Anaphylaxis/Anaphylactoid Reactions Flashcards
What are anaphylactic and anaphylactoid reactions?
Anaphylaxis is a type I immediate hypersensitivity reaction involving IgE antibody-antigen interaction (and usually requires previous exposure); anaphlyactoid reactions are direct non-immune-mediated release of vasoactive mediators from mast cells and basophils. The two are clinically indistinguishable.

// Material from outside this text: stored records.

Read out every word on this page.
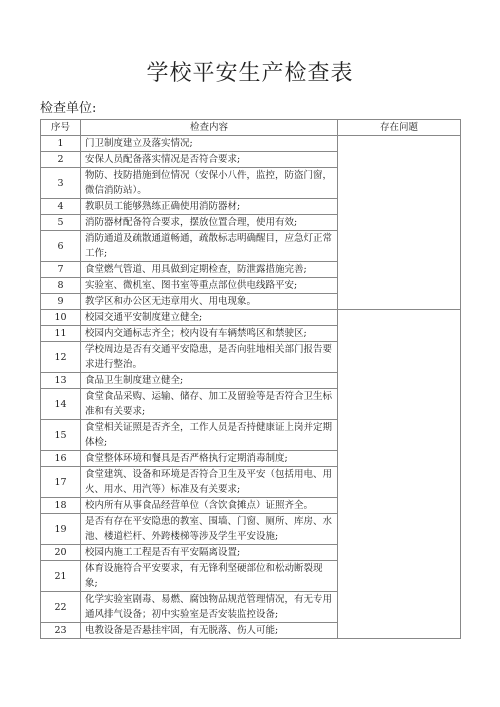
学校平安生产检查表
检查单位:
序号	检查内容	存在问题
1	门卫制度建立及落实情况;	
2	安保人员配备落实情况是否符合要求;	
3	物防、技防措施到位情况（安保小八件，监控，防盗门窗，微信消防站）。	
4	教职员工能够熟练正确使用消防器材;	
5	消防器材配备符合要求，摆放位置合理，使用有效;	
6	消防通道及疏散通道畅通，疏散标志明确醒目，应急灯正常工作;	
7	食堂燃气管道、用具做到定期检查，防泄露措施完善;	
8	实验室、微机室、图书室等重点部位供电线路平安;	
9	教学区和办公区无违章用火、用电现象。	
10	校园交通平安制度建立健全;	
11	校园内交通标志齐全；校内设有车辆禁鸣区和禁驶区;	
12	学校周边是否有交通平安隐患，是否向驻地相关部门报告要求进行整治。	
13	食品卫生制度建立健全;	
14	食堂食品采购、运输、储存、加工及留验等是否符合卫生标准和有关要求;	
15	食堂相关证照是否齐全，工作人员是否持健康证上岗并定期体检;	
16	食堂整体环境和餐具是否严格执行定期消毒制度;	
17	食堂建筑、设备和环境是否符合卫生及平安（包括用电、用火、用水、用汽等）标准及有关要求;	
18	校内所有从事食品经营单位（含饮食摊点）证照齐全。	
19	是否有存在平安隐患的教室、围墙、门窗、厕所、库房、水池、楼道栏杆、外跨楼梯等涉及学生平安设施;	
20	校园内施工工程是否有平安隔离设置;	
21	体育设施符合平安要求，有无锋利坚硬部位和松动断裂现象;	
22	化学实验室剧毒、易燃、腐蚀物品规范管理情况，有无专用通风排气设备；初中实验室是否安装监控设备;	
23	电教设备是否悬挂牢固，有无脱落、伤人可能;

What are the various grades of a anaphylactic or anaphylactoid reaction?
Grade I: mucocutaneous signs only (erythema, urticaria +/- angioedema)
Grade II: moderate multivisceral signs :
grade I signs PLUS HoTN +/- tachycardia +/- dyspnea +/- Gi disturbances (vomiting/diarrhea/crampy abdominal pain)
Grade III: life-threatening mono or multivisceral signs: grade I signs PLUS CV collapse, cardiac dysrhythmias, bronchospasm, GI disturbances
Grade IV: cardiac arrest
What is the differential diagnosis for the skin manifestations of an allergic reaction?
nonanaphylaxis related rash, angioedema related ACE inhibitors, trauma, C1-esterase deficiency
What is the differential diagnosis for the pulmonary manifestations of anaphylaxis/anaphylactoid reactions?
bronchospasm pulmonary edema PTX PE aspiration increased airway pressure from another cause
What is the differential diagnosis for the cardiovascular manifestations of anaphylaxis/anaphylactoid reactions?
tamponade VAE, fat embolism shock (septic, cardiogenic, spinal) transfusion reaction other causes of hypotension
How should you manage an anaphylactic/anaphylactoid reaction?
- Call for help
- withdraw suspected culprit drug (if occurs on induction, stop all anesthetic drugs)
- check with surgeons to see if they have introduced any possible antigenic material
- maintain airway, place 100% FiO2
- early tracheal intubation should be considered (edema may be imminent)
- trendelenburg to maximize venous return
- abbreviate surgery ASAP
- epinephrine
- rapidly expand fluid volume (5 - 10cc/kg in first 5 minutes. 2 - 4 L is average but 7L is not uncommon)
- H1 blocker
- hydrocortisone (fastest corticosteroid)
- H2 blockers not indicated
- consider vasopressin for refractory HoTN
- glucagon therapy
- draw blood for serum tryptase
How should you dose epinephrine in an anaphylactic/anaphylactoid reaction?
- 10 to 20 mcg IV PRN for hypotension, escalate as needed
- 0.5 - 1mg for cardiovascular collapse
- infusion of 1 - 10mcg/min may be required
How much fluid should be administered in an anaphylactic/anaphylactoid reaction?
5 - 10cc/kg of crystalloid in the first 5 minutes
2 - 4 L in initial resuscitation is average (but 7L is not uncommon)
How is glucagon therapy helpful in an anaphylactic/anaphylactoid reaction?
increased inotropy/chronotropy independent of alpha or beta adrenergic mechanism. 1000mg IV for adults, 500mg IV children, particularly effective if on beta-blockers.